A man must be far gone in Utopian speculations who can seriously doubt that, if these States should either be wholly disunited, or only united in partial confederacies, the subdivisions into which they might be thrown would have frequent and violent contests with each other.
In other words, the idea of peace between separate or confederated states is a pipe dream.
I have to say, Hamilton was not the most optimistic guy. He had an unfailing lack of faith in people (and apparently, especially in women: ‘The influence which the bigotry of one female, the petulance of another, and the cabals of a third, had in the contemporary policy, ferments, and pacifications, of a considerable part of Europe, are topics that have been too often descanted upon not to be generally known.’). So, with this in mind, it’s not really surprising that he spends most of this Paper detailing historical evidence for the greed, vagaries and perfidies of people and states throughout history. He also rightly points out that it is not only statesmen who may determine a state’s peace, but the average citizen as well. He invokes recent (for him) history: Daniel Shays and his Regulators, noting, ‘If Shays had not been a DESPERATE DEBTOR, it is much to be doubted whether Massachusetts would have been plunged into a civil war.’
I should also probably note that despite Hamilton’s misgivings about statesmen, he concluded the ideal form of government had represented all the interest groups, but maintained a hereditary monarch to decide policy. In Hamilton's opinion, this was impractical in the United States; nevertheless, the country should mimic this form of government as closely as possible.
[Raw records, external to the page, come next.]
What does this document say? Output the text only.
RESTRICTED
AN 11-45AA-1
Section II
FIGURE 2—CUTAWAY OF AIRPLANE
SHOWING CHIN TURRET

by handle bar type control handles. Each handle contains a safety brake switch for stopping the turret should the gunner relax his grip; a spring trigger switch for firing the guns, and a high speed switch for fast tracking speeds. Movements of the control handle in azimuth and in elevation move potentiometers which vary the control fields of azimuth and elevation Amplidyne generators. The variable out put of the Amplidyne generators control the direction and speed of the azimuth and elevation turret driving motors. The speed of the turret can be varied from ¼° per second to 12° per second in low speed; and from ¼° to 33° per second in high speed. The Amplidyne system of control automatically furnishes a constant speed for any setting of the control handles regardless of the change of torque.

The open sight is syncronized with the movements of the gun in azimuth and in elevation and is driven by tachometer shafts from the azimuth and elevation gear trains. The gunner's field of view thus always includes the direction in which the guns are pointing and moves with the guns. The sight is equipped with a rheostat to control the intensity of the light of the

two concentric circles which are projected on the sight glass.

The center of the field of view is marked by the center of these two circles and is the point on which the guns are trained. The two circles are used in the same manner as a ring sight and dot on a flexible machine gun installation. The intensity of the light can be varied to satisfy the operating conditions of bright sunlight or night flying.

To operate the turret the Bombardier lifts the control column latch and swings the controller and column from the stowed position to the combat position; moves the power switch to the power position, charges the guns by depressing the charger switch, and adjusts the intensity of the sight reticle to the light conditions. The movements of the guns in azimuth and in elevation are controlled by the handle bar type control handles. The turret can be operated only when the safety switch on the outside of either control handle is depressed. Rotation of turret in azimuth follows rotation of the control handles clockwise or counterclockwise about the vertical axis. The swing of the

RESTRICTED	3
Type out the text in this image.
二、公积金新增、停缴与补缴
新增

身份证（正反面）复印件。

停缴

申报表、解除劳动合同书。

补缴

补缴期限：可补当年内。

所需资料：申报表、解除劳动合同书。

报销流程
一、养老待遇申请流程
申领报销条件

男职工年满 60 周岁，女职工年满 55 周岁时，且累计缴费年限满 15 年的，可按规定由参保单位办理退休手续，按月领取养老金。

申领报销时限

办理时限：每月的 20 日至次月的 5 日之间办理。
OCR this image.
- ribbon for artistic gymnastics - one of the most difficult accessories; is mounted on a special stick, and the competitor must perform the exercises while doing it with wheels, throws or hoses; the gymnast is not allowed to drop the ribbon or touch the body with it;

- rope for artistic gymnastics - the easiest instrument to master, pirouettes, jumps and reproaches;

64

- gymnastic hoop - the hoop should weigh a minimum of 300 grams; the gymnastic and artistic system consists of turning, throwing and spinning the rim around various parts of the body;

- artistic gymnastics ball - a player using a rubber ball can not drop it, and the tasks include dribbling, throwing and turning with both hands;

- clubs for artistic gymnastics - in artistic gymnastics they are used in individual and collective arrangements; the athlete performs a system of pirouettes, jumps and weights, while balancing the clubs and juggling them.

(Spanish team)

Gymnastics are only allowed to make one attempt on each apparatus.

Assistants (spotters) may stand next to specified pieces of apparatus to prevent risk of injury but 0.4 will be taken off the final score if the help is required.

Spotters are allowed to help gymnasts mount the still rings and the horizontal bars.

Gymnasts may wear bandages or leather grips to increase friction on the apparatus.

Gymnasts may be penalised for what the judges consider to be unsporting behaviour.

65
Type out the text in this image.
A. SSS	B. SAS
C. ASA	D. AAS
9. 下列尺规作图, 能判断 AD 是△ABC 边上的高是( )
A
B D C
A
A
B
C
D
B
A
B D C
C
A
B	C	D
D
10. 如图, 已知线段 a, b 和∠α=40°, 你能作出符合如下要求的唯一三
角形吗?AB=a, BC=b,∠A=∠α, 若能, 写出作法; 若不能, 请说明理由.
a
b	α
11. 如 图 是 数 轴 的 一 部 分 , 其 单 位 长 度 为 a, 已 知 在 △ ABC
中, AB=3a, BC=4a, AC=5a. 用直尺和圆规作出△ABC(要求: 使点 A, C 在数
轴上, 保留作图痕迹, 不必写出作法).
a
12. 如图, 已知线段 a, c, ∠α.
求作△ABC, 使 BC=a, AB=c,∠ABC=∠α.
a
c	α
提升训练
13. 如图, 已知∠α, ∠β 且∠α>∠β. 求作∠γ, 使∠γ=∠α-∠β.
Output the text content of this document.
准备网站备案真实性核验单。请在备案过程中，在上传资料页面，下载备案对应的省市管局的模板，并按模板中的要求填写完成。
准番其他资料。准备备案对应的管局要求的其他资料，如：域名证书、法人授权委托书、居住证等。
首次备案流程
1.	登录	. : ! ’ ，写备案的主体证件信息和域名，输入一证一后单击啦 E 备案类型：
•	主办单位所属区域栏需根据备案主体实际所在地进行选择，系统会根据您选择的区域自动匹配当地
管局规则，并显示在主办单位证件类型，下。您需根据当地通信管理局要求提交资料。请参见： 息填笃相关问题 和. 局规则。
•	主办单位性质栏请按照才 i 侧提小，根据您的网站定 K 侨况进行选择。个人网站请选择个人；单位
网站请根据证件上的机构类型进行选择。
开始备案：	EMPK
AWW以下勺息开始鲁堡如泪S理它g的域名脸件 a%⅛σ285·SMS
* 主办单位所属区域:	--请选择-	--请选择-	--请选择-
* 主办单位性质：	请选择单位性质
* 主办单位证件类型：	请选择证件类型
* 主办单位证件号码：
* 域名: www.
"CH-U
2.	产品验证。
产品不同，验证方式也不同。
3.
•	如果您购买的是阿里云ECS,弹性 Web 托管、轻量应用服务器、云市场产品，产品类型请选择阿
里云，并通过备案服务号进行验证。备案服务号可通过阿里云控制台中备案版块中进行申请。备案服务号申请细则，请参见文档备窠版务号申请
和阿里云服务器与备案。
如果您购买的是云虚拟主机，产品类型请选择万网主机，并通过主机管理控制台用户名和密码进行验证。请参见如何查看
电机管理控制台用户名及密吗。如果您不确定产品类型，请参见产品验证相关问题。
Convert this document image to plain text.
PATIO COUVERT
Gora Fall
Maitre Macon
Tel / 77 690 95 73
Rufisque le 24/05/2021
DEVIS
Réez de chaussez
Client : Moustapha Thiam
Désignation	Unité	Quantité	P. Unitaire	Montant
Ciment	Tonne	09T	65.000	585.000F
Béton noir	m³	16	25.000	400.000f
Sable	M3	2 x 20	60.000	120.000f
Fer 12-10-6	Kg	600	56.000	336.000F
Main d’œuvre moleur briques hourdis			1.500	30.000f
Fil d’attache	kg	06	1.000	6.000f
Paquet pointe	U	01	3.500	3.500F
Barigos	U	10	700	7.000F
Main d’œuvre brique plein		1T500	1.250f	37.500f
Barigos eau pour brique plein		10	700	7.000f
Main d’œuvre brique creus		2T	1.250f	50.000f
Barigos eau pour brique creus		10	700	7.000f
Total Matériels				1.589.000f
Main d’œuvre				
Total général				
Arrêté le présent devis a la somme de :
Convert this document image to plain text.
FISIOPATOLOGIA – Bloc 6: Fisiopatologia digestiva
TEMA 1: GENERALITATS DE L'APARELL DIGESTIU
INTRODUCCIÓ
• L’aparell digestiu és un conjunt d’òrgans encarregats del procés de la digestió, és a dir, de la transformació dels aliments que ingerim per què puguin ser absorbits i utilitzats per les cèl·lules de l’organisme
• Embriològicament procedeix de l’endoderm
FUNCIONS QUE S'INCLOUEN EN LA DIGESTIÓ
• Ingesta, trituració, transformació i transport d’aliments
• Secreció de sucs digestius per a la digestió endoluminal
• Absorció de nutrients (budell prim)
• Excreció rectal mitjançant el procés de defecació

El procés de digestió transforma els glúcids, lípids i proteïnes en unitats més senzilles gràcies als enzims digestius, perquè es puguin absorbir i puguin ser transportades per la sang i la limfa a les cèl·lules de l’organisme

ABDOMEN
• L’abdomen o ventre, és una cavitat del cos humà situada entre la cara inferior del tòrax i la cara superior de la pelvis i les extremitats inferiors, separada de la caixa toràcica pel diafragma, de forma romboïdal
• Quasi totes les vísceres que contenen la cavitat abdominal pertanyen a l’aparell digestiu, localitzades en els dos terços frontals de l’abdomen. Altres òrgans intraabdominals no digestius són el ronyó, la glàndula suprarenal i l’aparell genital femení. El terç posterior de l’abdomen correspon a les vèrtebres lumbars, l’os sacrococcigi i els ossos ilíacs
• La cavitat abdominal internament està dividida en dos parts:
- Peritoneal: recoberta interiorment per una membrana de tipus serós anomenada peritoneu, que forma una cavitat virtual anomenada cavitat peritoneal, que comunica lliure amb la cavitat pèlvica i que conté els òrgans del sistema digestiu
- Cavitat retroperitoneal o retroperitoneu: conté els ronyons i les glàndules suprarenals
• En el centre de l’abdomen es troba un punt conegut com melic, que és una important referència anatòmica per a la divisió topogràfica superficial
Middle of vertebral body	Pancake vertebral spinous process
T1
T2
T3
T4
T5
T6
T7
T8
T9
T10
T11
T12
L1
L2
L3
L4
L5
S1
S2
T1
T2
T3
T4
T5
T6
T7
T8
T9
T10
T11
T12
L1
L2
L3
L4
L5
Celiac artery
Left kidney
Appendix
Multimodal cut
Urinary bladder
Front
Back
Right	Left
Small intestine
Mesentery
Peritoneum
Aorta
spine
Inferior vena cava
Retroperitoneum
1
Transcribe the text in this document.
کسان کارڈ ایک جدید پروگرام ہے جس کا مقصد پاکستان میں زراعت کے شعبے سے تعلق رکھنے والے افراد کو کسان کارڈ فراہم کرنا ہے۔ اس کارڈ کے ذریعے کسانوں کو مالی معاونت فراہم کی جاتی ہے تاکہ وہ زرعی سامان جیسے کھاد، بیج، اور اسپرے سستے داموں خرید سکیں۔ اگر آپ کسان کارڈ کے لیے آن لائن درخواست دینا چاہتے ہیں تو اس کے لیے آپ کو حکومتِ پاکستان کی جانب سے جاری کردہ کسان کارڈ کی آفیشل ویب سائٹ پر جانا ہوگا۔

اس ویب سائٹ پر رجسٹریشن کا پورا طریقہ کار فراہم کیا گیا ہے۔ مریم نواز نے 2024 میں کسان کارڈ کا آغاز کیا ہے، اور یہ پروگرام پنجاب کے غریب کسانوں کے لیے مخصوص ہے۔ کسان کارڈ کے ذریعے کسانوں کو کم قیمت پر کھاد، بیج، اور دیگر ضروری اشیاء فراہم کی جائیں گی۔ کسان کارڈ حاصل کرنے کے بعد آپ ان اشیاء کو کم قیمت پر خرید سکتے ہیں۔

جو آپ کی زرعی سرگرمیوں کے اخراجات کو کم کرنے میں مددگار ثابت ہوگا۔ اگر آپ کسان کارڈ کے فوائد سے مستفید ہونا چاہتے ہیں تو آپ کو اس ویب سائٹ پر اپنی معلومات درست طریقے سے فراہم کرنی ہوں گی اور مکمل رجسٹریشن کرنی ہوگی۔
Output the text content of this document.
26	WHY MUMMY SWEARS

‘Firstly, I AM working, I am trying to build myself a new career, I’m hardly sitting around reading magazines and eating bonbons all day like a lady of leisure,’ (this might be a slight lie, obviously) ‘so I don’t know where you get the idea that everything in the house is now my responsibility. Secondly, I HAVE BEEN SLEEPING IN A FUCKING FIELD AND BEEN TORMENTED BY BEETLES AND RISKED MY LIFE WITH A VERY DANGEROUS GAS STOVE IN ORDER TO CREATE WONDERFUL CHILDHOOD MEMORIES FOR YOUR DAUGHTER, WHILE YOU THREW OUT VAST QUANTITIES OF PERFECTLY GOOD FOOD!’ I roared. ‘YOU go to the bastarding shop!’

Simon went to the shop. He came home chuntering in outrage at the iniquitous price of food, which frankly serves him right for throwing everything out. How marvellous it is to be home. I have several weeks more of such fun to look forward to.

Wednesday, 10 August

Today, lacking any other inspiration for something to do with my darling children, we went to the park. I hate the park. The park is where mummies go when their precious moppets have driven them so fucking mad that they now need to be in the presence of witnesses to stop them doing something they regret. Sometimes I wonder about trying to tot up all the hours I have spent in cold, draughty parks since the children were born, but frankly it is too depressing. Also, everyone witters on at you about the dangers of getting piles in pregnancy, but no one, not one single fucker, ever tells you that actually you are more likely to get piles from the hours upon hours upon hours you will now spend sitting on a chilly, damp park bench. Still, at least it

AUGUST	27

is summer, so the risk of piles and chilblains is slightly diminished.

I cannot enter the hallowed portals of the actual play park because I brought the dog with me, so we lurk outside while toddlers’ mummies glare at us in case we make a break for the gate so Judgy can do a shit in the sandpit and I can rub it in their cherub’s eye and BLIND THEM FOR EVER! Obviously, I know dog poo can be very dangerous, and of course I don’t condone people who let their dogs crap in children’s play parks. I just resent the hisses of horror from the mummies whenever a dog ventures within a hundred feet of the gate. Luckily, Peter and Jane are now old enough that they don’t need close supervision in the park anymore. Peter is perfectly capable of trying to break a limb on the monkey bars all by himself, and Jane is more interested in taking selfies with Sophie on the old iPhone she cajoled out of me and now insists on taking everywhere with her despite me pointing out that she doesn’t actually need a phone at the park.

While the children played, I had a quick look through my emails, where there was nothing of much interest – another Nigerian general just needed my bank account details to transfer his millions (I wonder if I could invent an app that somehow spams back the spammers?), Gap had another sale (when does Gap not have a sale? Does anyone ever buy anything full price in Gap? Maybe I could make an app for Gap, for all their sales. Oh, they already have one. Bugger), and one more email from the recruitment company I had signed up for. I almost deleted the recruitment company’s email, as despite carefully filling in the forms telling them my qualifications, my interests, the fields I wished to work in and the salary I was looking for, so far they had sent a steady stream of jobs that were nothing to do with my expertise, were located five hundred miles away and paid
He proposed, therefore, to have a President and elected Senators for life (surprising, really, that TJ and Madison couldn’t stand him).
I confess that I misread the seventh and eighth paragraphs the first three times. I thought that Hamilton was arguing that despite all of this, however, there is still hope! (which should have been my first clue that I was mistaken). In actuality, he says that visionary men ‘stand ready to advocated the paradox of perpetual peace between the States’ (written eight years before Kant’s Perpetual Peace). They argue that ‘Commercial republics, like ours, will never be disposed to waste themselves in ruinous contentions with each other’: the Enlightenment Era version of the ‘Golden Arches Theory of Conflict Prevention.’
Hamilton counters that republics, even commercial republics, are still just as likely to get into wars. Commerce, instead of eliminating causes of war, simply provides other incentives: war as commerce by other means. As evidence, he cites Sparta, Athens, Rome, Carthage – ‘the aggressor in the very war that ended in her destruction’, Venice, Holland, Britain, Austria, Bourbon, France, England and France involved in Austria vs. Bourbon, etc. In essence, if separate, composed as neighbors, states will fight. Here, he doesn’t offer any explicit evidence that states won’t fight even if they are united (and in fact his mentions of North Carolina’s revolt, the ‘late menacing disturbances in Pennsylvania’ and the insurrections and rebellions in Massachusetts makes me wonder that states will become embroiled in violence no matter what), except to quote Gabriel Bonnot de Mably, l’Abbé de Mably:
NEIGHBORING NATIONS (says he) are naturally enemies of each other unless their common weakness forces them to league in a CONFEDERATE REPUBLIC, and their constitution prevents the differences that neighborhood occasions, extinguishing that secret jealousy which disposes all states to aggrandize themselves at the expense of their neighbors.The quote sums up the Paper nicely, as Hamilton notes with his final line: “This passage, at the same time, points out the EVIL and suggests the REMEDY,” which I must assume he addresses in the next Paper, as there are only the two on Dissensions between the States.